The notion of a gene has evolved with the science of genetics, which began when Gregor Mendel noticed that biological variations are inherited from parent organisms as specific, discrete traits. The biological entity responsible for defining traits was termed a gene, but the biological basis for inheritance remained unknown until DNA was identified as the genetic material in the 1940s. All organisms have many genes corresponding to many different biological traits, some of which are immediately visible, such as eye color or number of limbs, and some of which are not, such as blood type or increased risk for specific diseases, or the thousands of basic biochemical processes that comprise life.

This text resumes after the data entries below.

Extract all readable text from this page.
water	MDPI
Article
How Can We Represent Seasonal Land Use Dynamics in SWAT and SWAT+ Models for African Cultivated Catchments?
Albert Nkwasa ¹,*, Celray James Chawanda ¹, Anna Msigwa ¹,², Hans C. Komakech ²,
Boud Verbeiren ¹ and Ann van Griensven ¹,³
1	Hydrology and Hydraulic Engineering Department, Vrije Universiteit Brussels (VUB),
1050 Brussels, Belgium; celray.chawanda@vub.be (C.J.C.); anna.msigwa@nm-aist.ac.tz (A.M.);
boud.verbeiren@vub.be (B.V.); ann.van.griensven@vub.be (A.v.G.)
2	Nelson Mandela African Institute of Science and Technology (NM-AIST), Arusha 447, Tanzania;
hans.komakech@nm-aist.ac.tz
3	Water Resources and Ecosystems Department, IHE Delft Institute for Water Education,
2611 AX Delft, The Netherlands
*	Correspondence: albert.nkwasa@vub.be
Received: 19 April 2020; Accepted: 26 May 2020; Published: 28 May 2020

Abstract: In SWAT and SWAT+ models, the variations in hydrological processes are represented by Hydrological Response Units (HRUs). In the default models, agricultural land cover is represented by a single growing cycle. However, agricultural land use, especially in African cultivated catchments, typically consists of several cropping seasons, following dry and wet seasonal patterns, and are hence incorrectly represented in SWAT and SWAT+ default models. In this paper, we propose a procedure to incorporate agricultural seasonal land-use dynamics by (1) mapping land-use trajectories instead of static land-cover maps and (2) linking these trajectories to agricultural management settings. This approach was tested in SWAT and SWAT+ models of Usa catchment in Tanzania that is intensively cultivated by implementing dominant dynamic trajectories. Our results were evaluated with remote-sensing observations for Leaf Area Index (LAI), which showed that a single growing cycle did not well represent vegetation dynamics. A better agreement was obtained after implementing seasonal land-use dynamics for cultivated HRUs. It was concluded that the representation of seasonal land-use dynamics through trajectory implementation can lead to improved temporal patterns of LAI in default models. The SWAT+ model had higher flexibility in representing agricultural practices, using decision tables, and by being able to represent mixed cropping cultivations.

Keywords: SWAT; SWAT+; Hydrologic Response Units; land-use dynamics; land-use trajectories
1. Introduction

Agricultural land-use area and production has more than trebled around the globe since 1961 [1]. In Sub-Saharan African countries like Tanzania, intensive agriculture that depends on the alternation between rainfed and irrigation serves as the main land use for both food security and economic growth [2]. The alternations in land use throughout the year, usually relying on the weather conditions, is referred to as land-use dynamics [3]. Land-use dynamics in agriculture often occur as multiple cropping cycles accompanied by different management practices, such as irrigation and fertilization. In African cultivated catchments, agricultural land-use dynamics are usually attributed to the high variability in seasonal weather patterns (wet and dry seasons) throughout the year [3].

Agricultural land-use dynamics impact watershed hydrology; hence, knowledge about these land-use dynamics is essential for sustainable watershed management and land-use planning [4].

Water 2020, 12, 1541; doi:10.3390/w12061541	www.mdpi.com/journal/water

In cells, a gene is a portion of DNA that contains both "coding" sequences that determine what the gene does, and "non-coding" sequences that determine when the gene is active (expressed). When a gene is active, the coding and non-coding sequences are copied in a process called transcription, producing an RNA copy of the gene's information. This piece of RNA can then direct the synthesis of proteins via the genetic code. In other cases, the RNA is used directly, for example as part of the ribosome. The molecules resulting from gene expression, whether RNA or protein, are known as gene products, and are responsible for the development and functioning of all living things.

In more technical terms, a gene is a locatable region of genomic sequence, corresponding to a unit of inheritance, and is associated with regulatory regions, transcribed regions and/or other functional sequence regions. The physical development and phenotype of organisms can be thought of as a product of genes interacting with each other and with the environment. A concise definition of a gene, taking into account complex patterns of regulation and transcription, genic conservation and non-coding RNA genes, has been proposed by Gerstein et al.: "A gene is a union of genomic sequences encoding a coherent set of potentially overlapping functional products".